Link zum Brief an EU-Kommssionspräsident Barroso auf den Seiten des BUND Niedersachsen (pdf): http://www.bund-niedersachsen.de/fileadmin/bundgruppen/bcmslvniedersachsen/Aktuell/2014/European_Open_Letter_EIA-Directive_CETA-TAFTA_Dt.pdf

Geografische Lage des Ortes Pungesti: http://mapcarta.com/13684664

Chevron Romania: http://www.chevron.ro/documents/en/10_Facts_10Feb_12_EN.pdf

zu Umwelt, Bürgerrechte, Fracking und Goldbergbau in Rumänien (deutschsprachig): http://www.cotaru.com/rosia-montana-etc/ – .UuZ7EptZBGI

internationale Berichterstattung zu den Vorkommnissen in Pungesti: http://www.theguardian.com/environment/2013/oct/21/chevron-shale-gas-exploration-omanian-pungesti

http://www.aljazeera.com/indepth/opinion/2013/12/pungesti-romania-battlefield-against-chevron-201312117349323363.html

Anm. des Verfassers zum Aljazeera-Link: Sehr interessant! Eine rumänische Journalistin, die den Aktivisten gegenüber positiv eingestellt zu sein scheint, schreibt einen Gastkommentar auf Aljazeera, dem namhaftesten Sender des Nahen und Mittleren Ostens. Der Sitz ist Doha in Katar, ein wichtiger öl- und gasexportierender Staat, mit deutlicher Einflussnahme im syrischen Bürgerkrieg und Absichten bezüglich des pipelinegestützten Exportes seiner Rohstoffe Richtung Mittelmeer und Europa.

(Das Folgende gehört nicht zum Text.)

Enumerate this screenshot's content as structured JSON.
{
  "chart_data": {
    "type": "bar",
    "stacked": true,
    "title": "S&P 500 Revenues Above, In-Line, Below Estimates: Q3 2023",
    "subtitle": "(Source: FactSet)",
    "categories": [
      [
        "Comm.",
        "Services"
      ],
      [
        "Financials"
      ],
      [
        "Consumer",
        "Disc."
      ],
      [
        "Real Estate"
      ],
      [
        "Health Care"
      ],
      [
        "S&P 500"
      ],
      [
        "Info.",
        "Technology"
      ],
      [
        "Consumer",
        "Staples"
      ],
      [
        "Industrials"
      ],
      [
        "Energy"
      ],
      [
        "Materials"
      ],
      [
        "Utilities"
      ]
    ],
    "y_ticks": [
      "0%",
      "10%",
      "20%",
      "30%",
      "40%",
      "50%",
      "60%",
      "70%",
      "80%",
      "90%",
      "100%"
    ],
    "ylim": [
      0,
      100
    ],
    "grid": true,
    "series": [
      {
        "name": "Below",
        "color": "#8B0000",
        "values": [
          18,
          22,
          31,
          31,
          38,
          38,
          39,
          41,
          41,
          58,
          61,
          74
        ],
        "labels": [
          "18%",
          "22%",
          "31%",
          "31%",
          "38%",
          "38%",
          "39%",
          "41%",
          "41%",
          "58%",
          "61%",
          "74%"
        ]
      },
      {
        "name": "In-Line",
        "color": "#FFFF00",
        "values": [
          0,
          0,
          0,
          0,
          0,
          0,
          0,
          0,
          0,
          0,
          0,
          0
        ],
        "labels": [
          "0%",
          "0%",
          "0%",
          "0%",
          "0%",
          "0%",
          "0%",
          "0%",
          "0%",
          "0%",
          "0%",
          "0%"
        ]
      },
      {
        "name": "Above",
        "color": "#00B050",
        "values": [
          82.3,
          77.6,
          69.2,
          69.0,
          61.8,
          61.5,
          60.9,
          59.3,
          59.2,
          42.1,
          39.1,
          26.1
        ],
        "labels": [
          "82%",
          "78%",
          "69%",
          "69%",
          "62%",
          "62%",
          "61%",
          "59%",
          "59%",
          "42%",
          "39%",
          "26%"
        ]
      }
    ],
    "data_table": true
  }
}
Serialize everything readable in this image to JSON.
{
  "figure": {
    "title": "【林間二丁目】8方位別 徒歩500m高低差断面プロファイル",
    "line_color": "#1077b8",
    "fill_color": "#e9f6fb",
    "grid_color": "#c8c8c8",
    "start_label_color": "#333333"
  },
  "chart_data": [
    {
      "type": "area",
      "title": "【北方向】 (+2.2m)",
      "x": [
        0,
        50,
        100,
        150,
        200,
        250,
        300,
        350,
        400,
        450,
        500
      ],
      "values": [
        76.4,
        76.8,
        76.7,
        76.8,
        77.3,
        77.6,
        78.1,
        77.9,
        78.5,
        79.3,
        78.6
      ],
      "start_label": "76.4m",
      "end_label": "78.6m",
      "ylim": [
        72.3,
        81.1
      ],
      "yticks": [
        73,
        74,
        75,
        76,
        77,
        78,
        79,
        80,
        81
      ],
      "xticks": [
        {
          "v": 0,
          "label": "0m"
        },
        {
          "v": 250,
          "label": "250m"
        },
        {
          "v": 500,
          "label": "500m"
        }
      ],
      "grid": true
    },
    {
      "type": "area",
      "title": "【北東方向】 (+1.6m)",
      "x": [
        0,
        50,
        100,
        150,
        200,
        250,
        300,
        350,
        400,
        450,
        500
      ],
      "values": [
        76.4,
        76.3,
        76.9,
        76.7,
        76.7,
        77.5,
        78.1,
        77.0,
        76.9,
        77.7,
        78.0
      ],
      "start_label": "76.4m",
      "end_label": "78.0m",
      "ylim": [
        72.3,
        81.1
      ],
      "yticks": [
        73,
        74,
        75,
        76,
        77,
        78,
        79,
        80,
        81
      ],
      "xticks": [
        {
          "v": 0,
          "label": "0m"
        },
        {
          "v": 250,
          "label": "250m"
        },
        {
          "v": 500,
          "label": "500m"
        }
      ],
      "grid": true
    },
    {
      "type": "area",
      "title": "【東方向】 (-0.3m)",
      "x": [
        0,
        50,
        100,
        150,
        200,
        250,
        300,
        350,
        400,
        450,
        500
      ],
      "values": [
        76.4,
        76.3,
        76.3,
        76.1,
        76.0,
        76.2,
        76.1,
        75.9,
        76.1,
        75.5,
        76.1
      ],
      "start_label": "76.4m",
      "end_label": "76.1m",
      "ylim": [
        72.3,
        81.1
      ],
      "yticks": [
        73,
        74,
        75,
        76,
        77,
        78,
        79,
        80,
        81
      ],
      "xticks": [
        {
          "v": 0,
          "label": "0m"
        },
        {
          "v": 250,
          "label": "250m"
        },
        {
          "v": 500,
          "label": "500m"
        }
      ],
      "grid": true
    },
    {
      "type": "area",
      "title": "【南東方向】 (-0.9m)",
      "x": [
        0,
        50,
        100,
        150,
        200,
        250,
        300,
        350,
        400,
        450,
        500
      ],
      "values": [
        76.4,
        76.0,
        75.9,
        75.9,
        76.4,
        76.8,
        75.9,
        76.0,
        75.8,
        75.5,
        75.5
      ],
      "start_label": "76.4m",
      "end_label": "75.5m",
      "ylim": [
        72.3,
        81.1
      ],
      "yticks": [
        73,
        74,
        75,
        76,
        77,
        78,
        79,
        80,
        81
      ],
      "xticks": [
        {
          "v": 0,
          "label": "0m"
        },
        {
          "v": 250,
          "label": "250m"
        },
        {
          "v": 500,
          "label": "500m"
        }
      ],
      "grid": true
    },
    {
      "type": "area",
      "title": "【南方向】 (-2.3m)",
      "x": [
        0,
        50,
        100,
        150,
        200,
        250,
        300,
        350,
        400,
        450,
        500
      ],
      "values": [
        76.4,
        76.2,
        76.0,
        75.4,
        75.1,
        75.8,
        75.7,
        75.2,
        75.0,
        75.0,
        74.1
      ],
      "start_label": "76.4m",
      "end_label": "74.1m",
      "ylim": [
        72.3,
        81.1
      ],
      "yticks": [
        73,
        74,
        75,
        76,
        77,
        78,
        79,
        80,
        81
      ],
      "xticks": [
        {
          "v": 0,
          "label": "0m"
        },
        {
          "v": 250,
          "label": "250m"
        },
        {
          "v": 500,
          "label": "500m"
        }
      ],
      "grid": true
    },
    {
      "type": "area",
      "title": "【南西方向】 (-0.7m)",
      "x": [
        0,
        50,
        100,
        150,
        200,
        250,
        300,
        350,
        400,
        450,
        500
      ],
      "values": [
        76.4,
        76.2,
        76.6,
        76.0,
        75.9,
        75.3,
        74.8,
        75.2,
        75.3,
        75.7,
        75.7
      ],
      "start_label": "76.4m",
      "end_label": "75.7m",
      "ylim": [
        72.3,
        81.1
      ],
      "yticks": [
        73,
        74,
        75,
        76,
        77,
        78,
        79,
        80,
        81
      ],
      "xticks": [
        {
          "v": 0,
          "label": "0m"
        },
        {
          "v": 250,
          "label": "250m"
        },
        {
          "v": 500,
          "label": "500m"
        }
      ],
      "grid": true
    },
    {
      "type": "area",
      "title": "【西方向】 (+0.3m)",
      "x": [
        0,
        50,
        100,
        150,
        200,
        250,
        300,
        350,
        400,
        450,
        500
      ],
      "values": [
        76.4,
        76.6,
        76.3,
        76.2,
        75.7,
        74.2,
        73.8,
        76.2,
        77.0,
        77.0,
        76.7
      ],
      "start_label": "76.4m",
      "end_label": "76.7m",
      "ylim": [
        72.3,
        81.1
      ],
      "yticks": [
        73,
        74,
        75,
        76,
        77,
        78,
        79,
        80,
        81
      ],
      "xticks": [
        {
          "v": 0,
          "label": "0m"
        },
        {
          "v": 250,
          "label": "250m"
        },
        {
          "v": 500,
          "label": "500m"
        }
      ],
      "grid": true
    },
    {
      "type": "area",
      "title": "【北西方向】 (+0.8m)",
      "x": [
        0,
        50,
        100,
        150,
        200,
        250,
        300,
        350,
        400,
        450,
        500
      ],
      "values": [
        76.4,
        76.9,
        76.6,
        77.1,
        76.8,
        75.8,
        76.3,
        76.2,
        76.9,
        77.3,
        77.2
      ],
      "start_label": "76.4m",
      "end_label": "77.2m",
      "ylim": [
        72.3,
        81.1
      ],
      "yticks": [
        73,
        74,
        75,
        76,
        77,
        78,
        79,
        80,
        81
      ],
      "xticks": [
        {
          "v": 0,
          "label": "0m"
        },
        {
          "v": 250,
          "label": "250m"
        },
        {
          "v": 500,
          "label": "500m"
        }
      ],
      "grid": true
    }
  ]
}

Anm. des Seitenbetreibers: Mich erstaunt, dass die Aktivitäten von Chevron deshalb als illegal angesehen werden, weil unkonventionelle Lagerstätten nicht explizit vom „Erdöl-Gesetz 238/2004“ abgedeckt werden bzw. gesondert aufgeführt werden. Aber warum sollten sie das auch? Die Autorin beruft sich dabei auf eine „Experten“-Kommission bestehend aus einem emeritierten Mathematikprofessor, einem Geologen sowie Wirtschafts- und Mathematikprofessor. Diese wurden, sofern ich die Einleitung des rumänischen Artikels richtig verstehe, von Anti-Fracking-Aktivisten beauftragt. Es handelt sich bei der Feststellung der Illegalität von Chevrons Aktivitäten offenbar also eher um eine Meinung denn um einen Fakt.

Weitere Links können unter „Pungesti“, „Chevron Romania“, „Schiefergas Rumänien“, etc. ergoogelt werden, ebenso auch entsprechende Videos auf youtube.